A four-day week is something a lot of people dream about. The feeling of waking up on a Bank Holiday Monday morning and remembering you don’t have to be at work is immense.
Scotland is set to trial a four-day working week, or a reduced hour week. The hope is that working reduced hours for the same pay will improve the well-being of employees while maintaining productivity. Also, this can hopefully help to combat the issue with a shortage of workers across supply chains.
Managing Employee Well-being
In general, an organisation looking to implement a four-day working week to improve the well-being of their staff is likely to be a company that has a number of other initiatives, all in aid of increasing their employees’ well-being.
Alternatively, a rest-day from work would be the perfect time to take a rest from the gym too.
An extra day off every week means more time outdoors – there will be no excuse for not hitting your step count goals. Getting in your steps can be great for your health.
Japan, for example, are looking to trial a reduced hour week to combat chronic over-working of employees and a culture of long-hours.1
Four-day Week Alternatives
Offering four-day weeks may be quite unattractive to employers, as on paper it reduces hours without the guarantee of maintaining the same level of output. However, there are many other options, including reducing working hours, handing workers extra hours to add to their annual leave entitlement, or providing workers with additional annual leave – for those that are entitled.1
As a result of supply chain interruptions with worker shortages, the GMB Trade Union has served notice that they’re taking the opportunity to push for higher wages.1 Alternatively, there is the option of reducing hours.

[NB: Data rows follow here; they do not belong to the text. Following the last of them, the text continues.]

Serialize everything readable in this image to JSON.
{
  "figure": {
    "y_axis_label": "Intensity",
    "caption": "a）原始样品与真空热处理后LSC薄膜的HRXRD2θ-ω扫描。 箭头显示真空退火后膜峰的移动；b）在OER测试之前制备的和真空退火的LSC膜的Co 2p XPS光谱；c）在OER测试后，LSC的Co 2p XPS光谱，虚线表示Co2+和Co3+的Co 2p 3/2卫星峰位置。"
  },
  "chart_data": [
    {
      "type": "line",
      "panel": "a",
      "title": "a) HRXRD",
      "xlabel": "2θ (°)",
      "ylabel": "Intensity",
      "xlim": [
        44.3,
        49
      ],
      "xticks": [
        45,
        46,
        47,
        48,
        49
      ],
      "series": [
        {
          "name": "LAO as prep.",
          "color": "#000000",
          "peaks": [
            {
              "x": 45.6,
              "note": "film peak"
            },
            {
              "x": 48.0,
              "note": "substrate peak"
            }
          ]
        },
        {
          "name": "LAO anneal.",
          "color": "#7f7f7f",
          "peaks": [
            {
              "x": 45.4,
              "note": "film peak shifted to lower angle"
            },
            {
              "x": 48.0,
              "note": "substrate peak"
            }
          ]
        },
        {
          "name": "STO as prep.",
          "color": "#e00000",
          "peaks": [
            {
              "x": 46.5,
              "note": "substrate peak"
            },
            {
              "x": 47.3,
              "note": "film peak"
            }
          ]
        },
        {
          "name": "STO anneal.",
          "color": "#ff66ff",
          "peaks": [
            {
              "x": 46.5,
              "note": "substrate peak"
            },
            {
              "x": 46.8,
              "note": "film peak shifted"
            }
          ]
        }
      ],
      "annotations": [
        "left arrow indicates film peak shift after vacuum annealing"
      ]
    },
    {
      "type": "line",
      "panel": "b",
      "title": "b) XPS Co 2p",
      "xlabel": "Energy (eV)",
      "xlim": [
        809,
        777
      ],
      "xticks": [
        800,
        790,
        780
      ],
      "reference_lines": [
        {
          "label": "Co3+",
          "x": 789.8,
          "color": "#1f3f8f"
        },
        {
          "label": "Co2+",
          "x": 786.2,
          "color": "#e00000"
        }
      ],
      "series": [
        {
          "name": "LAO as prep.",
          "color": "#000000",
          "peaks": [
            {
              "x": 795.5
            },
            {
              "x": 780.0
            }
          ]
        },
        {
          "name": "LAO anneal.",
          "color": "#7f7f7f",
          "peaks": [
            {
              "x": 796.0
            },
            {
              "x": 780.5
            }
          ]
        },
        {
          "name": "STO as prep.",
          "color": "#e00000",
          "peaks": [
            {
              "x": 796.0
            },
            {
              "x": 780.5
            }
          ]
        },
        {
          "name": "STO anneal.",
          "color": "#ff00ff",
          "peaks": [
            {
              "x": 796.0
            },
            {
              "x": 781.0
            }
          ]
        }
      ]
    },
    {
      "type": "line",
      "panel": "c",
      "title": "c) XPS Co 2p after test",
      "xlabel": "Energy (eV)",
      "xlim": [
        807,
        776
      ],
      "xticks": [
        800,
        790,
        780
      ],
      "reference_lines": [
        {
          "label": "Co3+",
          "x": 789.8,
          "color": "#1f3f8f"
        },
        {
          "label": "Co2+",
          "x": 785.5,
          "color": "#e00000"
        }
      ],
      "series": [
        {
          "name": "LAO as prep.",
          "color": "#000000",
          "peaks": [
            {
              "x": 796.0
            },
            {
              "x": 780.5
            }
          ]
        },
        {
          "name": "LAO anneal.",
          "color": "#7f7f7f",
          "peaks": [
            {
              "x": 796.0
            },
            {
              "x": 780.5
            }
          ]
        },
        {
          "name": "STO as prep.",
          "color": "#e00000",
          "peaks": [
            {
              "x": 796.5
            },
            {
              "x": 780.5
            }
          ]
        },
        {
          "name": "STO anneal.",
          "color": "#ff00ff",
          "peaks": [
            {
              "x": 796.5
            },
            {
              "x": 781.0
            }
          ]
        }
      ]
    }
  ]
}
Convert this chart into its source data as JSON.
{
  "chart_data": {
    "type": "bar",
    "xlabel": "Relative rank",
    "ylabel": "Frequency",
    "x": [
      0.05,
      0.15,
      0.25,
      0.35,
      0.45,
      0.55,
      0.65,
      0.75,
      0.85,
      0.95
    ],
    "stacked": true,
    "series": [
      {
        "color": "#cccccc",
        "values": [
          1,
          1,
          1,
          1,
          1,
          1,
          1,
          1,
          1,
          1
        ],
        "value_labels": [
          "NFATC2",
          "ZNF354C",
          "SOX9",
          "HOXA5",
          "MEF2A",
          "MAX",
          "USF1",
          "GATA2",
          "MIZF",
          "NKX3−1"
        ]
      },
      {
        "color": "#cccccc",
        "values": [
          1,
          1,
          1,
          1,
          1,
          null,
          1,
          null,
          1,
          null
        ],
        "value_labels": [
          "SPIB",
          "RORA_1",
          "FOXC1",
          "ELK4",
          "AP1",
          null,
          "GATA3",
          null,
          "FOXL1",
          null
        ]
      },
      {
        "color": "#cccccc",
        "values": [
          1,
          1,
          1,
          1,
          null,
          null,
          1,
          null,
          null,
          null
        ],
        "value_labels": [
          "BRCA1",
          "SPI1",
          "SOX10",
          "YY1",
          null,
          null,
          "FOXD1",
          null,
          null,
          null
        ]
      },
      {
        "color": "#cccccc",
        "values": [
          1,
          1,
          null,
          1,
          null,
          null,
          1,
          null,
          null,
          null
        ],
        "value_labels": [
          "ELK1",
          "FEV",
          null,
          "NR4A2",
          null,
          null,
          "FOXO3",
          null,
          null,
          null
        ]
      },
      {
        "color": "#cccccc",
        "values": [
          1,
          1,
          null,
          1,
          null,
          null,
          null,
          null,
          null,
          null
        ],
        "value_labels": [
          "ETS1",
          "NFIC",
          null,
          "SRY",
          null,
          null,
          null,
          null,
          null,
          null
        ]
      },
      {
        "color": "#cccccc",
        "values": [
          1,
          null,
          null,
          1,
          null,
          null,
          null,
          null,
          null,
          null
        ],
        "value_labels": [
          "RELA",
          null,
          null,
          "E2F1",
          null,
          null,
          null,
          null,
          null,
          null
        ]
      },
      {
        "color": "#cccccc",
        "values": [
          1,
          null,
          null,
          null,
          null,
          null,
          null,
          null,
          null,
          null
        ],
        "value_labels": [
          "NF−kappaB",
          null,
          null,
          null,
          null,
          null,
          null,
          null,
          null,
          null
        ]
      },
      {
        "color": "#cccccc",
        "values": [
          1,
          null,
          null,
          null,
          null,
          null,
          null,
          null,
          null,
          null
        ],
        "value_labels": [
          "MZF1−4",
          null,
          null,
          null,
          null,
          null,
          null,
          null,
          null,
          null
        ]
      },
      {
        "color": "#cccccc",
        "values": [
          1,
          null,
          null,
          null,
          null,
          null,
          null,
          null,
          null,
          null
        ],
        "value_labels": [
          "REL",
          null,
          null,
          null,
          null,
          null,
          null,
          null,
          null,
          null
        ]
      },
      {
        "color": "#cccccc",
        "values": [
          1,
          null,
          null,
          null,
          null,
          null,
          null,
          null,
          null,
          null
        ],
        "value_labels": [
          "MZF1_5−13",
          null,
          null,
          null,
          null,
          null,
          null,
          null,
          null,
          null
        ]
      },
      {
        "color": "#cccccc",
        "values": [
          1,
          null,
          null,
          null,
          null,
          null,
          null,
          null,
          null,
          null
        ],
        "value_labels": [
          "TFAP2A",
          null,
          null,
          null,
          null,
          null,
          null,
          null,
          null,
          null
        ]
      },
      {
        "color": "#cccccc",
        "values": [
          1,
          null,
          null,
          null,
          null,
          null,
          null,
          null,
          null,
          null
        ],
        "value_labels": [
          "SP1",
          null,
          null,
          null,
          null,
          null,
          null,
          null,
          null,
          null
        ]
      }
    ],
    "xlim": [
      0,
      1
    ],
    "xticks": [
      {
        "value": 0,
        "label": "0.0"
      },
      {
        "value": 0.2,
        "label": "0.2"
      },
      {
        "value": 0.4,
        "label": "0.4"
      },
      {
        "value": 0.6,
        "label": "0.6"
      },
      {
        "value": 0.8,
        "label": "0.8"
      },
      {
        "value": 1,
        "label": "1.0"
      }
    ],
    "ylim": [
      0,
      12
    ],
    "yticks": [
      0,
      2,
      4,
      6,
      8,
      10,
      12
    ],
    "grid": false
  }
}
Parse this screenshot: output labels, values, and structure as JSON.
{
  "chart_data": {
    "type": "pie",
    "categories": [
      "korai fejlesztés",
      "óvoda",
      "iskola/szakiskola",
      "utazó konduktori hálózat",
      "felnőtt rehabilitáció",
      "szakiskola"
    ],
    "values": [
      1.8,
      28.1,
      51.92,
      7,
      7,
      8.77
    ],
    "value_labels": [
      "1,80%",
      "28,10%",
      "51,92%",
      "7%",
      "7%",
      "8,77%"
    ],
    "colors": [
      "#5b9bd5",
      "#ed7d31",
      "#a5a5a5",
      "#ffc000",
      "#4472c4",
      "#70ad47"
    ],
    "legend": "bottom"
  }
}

Additional ideas put forward by IPPR Scotland (Institute for Public Policy Research) include the hours no longer being worked could be used as training – this could be related to a person’s current employment, or it could be more general and help with future employment.1
In New Zealand a consumer goods company trialed a four-day working week for their 81 employees in 2020. The results included employees reporting productivity increasing by 20%, and workers also reported significant improvements in their work-life balance.2
The trial in Iceland spanning from 2015-2019, included 1% of the population which cut the working week to 35-36 a week, with no reduction in pay.3 The outcome was overwhelmingly positive with employees noticing reduced stress levels and an overall improvement in well-being.
Read more about the Iceland trial here:
The Icelandic trial saw decreased stress, improved work-life balance and in some cases, improved productivity.
Take Home Message
With the majority of previous studies being successful, there is hope for four-day weeks to become the new normal, although we might have a few years to wait for this.
Whilst such trials are not yet being implemented in England, it’s definitely getting closer to home. The trials have been completed in New Zealand, Iceland, and now Scotland… so we must be next. Right? If not, we might have to relocate.